WORKING WITHIN A FRAMEWORK
Things that we do in life are necessarily bound by frameworks. They help us draw meaning and understanding from our experience.
BACK TO STAR TREK
I never got into Star Trek myself, and was not interested to even try and get it. I’m right brain dominant. People are polarised over Star Trek, why? Because it comes down to the predominance of left vs right hemisphere thinking.
Once people understand the framework they may become a trekkie. They are part of a group of people that have learnt to draw meaning from the framework set out by the creators.
Logical reasoning and frameworks are the reason that trekkies have a propensity to take up programming.
WHAT ABOUT MY CREATIVITY!?
Usability, accessibility and information architecture people are often involved on projects too late in the process. For example, I was at one of the Commonwealth Bank’s digital agencies doing a presentation on Accessibility. It was after a new microsite had been completed and the site was pretty much inaccessible to people with visual impairment. We wanted them to change some of the interactions to be more accessible. The resounding response was… why should we do that? It will limit our creativity!
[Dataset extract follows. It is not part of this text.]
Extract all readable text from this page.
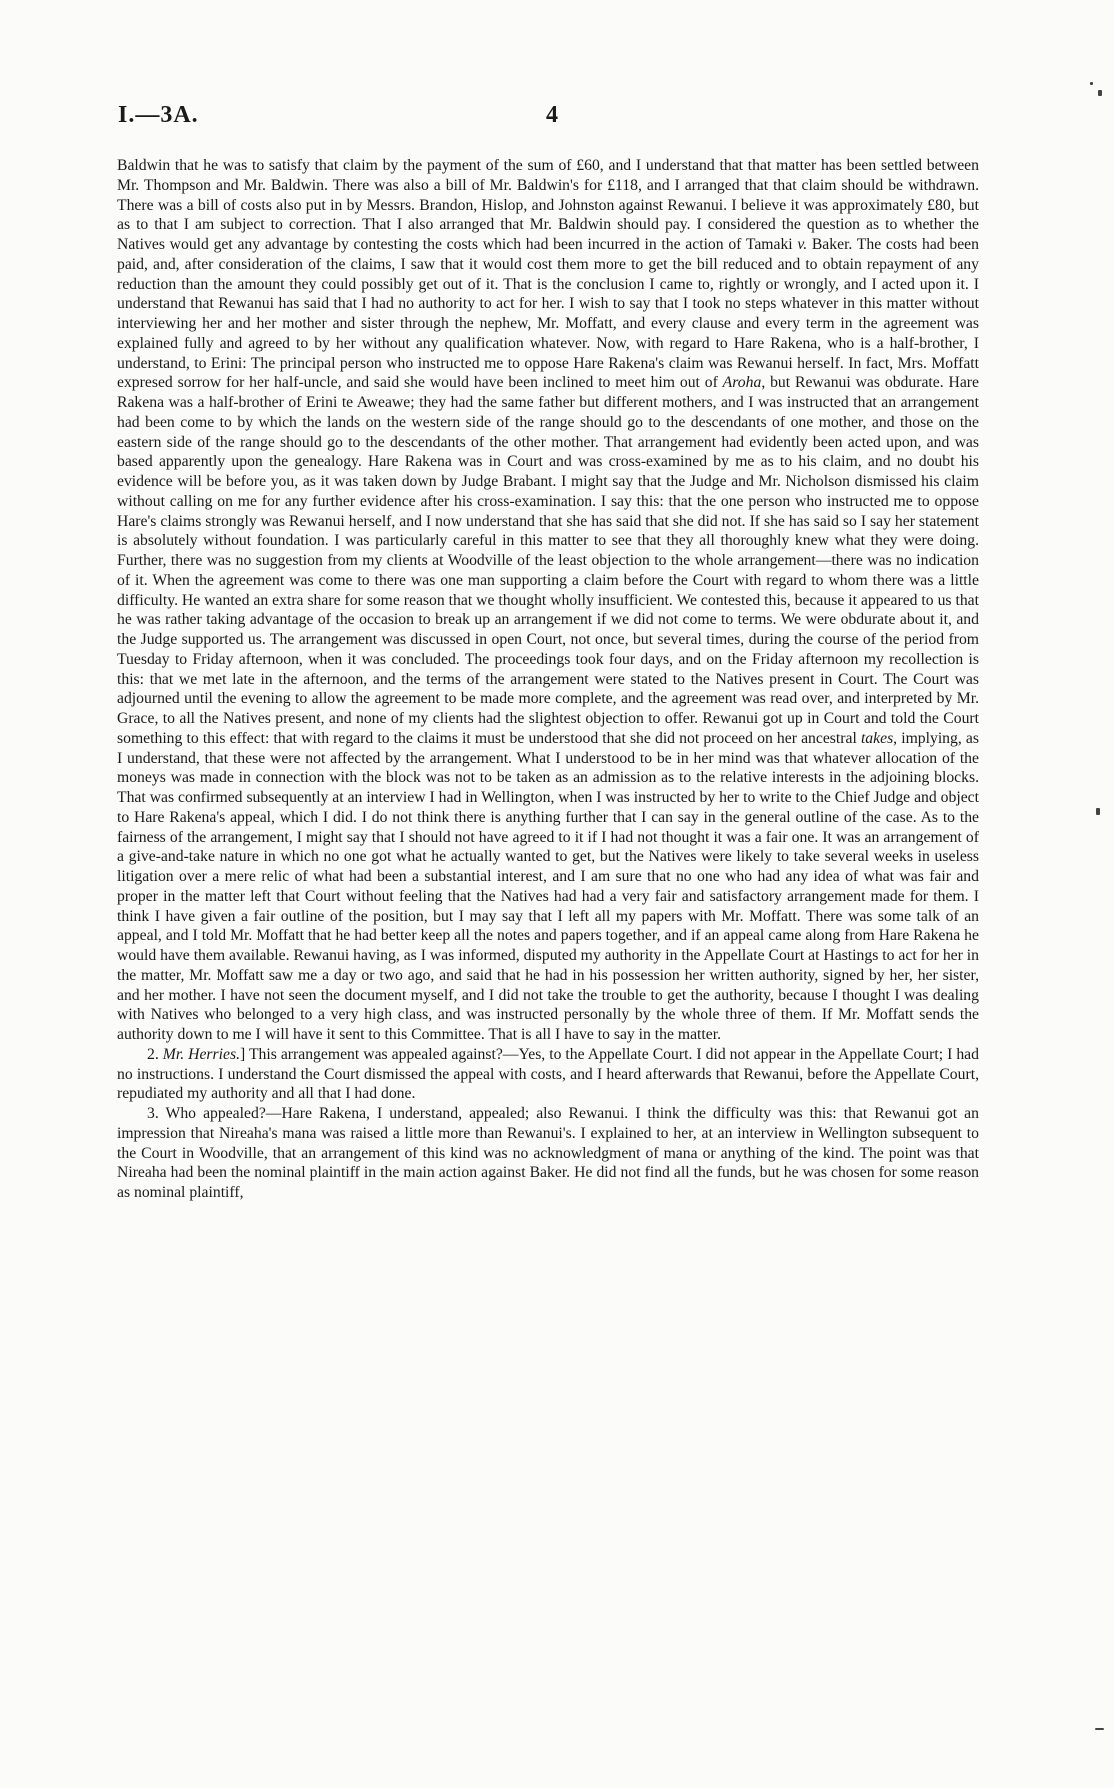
I.—3A.	4

Baldwin that he was to satisfy that claim by the payment of the sum of £60, and I understand that that matter has been settled between Mr. Thompson and Mr. Baldwin. There was also a bill of Mr. Baldwin's for £118, and I arranged that that claim should be withdrawn. There was a bill of costs also put in by Messrs. Brandon, Hislop, and Johnston against Rewanui. I believe it was approximately £80, but as to that I am subject to correction. That I also arranged that Mr. Baldwin should pay. I considered the question as to whether the Natives would get any advantage by contesting the costs which had been incurred in the action of Tamaki v. Baker. The costs had been paid, and, after consideration of the claims, I saw that it would cost them more to get the bill reduced and to obtain repayment of any reduction than the amount they could possibly get out of it. That is the conclusion I came to, rightly or wrongly, and I acted upon it. I understand that Rewanui has said that I had no authority to act for her. I wish to say that I took no steps whatever in this matter without interviewing her and her mother and sister through the nephew, Mr. Moffatt, and every clause and every term in the agreement was explained fully and agreed to by her without any qualification whatever. Now, with regard to Hare Rakena, who is a half-brother, I understand, to Erini: The principal person who instructed me to oppose Hare Rakena's claim was Rewanui herself. In fact, Mrs. Moffatt expresed sorrow for her half-uncle, and said she would have been inclined to meet him out of Aroha, but Rewanui was obdurate. Hare Rakena was a half-brother of Erini te Aweawe; they had the same father but different mothers, and I was instructed that an arrangement had been come to by which the lands on the western side of the range should go to the descendants of one mother, and those on the eastern side of the range should go to the descendants of the other mother. That arrangement had evidently been acted upon, and was based apparently upon the genealogy. Hare Rakena was in Court and was cross-examined by me as to his claim, and no doubt his evidence will be before you, as it was taken down by Judge Brabant. I might say that the Judge and Mr. Nicholson dismissed his claim without calling on me for any further evidence after his cross-examination. I say this: that the one person who instructed me to oppose Hare's claims strongly was Rewanui herself, and I now understand that she has said that she did not. If she has said so I say her statement is absolutely without foundation. I was particularly careful in this matter to see that they all thoroughly knew what they were doing. Further, there was no suggestion from my clients at Woodville of the least objection to the whole arrangement—there was no indication of it. When the agreement was come to there was one man supporting a claim before the Court with regard to whom there was a little difficulty. He wanted an extra share for some reason that we thought wholly insufficient. We contested this, because it appeared to us that he was rather taking advantage of the occasion to break up an arrangement if we did not come to terms. We were obdurate about it, and the Judge supported us. The arrangement was discussed in open Court, not once, but several times, during the course of the period from Tuesday to Friday afternoon, when it was concluded. The proceedings took four days, and on the Friday afternoon my recollection is this: that we met late in the afternoon, and the terms of the arrangement were stated to the Natives present in Court. The Court was adjourned until the evening to allow the agreement to be made more complete, and the agreement was read over, and interpreted by Mr. Grace, to all the Natives present, and none of my clients had the slightest objection to offer. Rewanui got up in Court and told the Court something to this effect: that with regard to the claims it must be understood that she did not proceed on her ancestral takes, implying, as I understand, that these were not affected by the arrangement. What I understood to be in her mind was that whatever allocation of the moneys was made in connection with the block was not to be taken as an admission as to the relative interests in the adjoining blocks. That was confirmed subsequently at an interview I had in Wellington, when I was instructed by her to write to the Chief Judge and object to Hare Rakena's appeal, which I did. I do not think there is anything further that I can say in the general outline of the case. As to the fairness of the arrangement, I might say that I should not have agreed to it if I had not thought it was a fair one. It was an arrangement of a give-and-take nature in which no one got what he actually wanted to get, but the Natives were likely to take several weeks in useless litigation over a mere relic of what had been a substantial interest, and I am sure that no one who had any idea of what was fair and proper in the matter left that Court without feeling that the Natives had had a very fair and satisfactory arrangement made for them. I think I have given a fair outline of the position, but I may say that I left all my papers with Mr. Moffatt. There was some talk of an appeal, and I told Mr. Moffatt that he had better keep all the notes and papers together, and if an appeal came along from Hare Rakena he would have them available. Rewanui having, as I was informed, disputed my authority in the Appellate Court at Hastings to act for her in the matter, Mr. Moffatt saw me a day or two ago, and said that he had in his possession her written authority, signed by her, her sister, and her mother. I have not seen the document myself, and I did not take the trouble to get the authority, because I thought I was dealing with Natives who belonged to a very high class, and was instructed personally by the whole three of them. If Mr. Moffatt sends the authority down to me I will have it sent to this Committee. That is all I have to say in the matter.

2. Mr. Herries.] This arrangement was appealed against?—Yes, to the Appellate Court. I did not appear in the Appellate Court; I had no instructions. I understand the Court dismissed the appeal with costs, and I heard afterwards that Rewanui, before the Appellate Court, repudiated my authority and all that I had done.

3. Who appealed?—Hare Rakena, I understand, appealed; also Rewanui. I think the difficulty was this: that Rewanui got an impression that Nireaha's mana was raised a little more than Rewanui's. I explained to her, at an interview in Wellington subsequent to the Court in Woodville, that an arrangement of this kind was no acknowledgment of mana or anything of the kind. The point was that Nireaha had been the nominal plaintiff in the main action against Baker. He did not find all the funds, but he was chosen for some reason as nominal plaintiff,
Nevertheless, they had to rebuild the product.
I contrast this to my recent experience working with an agency right from the start of the technology project using a user-centred design approach. They absolutely loved the experience and their perception was that they could be entirely creative within the constraints of the framework which we set up with them at the beginning. Because these boundaries were set and there was little change to the framework during the project, the technical people felt totally comfortable with their role, and able to be creative.
The user-centred design approach can still go wrong, particularly if the developers are not consulted in the beginning (by a business analyst or similar). There’s nothing worse than simply giving the developer a requirements spec without consideration of what their code can actually do (or not do).
In the example where usability was wheeled in at the end of the project, the techies were left to their own devices and put a lot of time and effort into creating their own user interface framework. When I threatened to change it down the track they became very defensive. In the second example the framework was created with them at the start of the project. It was correct from a users perspective and did not need to be changed. Therefore the project was on time and on budget.
THAT’S ‘COOL’ CODE
The picture keeps falling into place for me. If you don’t acknowledge a technical person’s creativity, and get them involved at an early stage in the project, then you will get them offside and forever have a battle on your hands. Technologists ARE creative. Given the right framework, they will come up with something that, in their mind, is incredibly funky!
Business people always neglect developers’ creativity. How do I know this?
- Both developers and business people do not get involved at the start of projects. Either the developers go ahead and build what they think will work or business people try to force their view onto the technical team, without due regard for the tech guys knowledge, skills and abilities.
- Business people wonder why, when things change half way through a project, developers get shitty.
- I even inappropriately told someone they couldn’t be creative working for a bank. If I understood what creativity meant to them I would not have said that. I know now.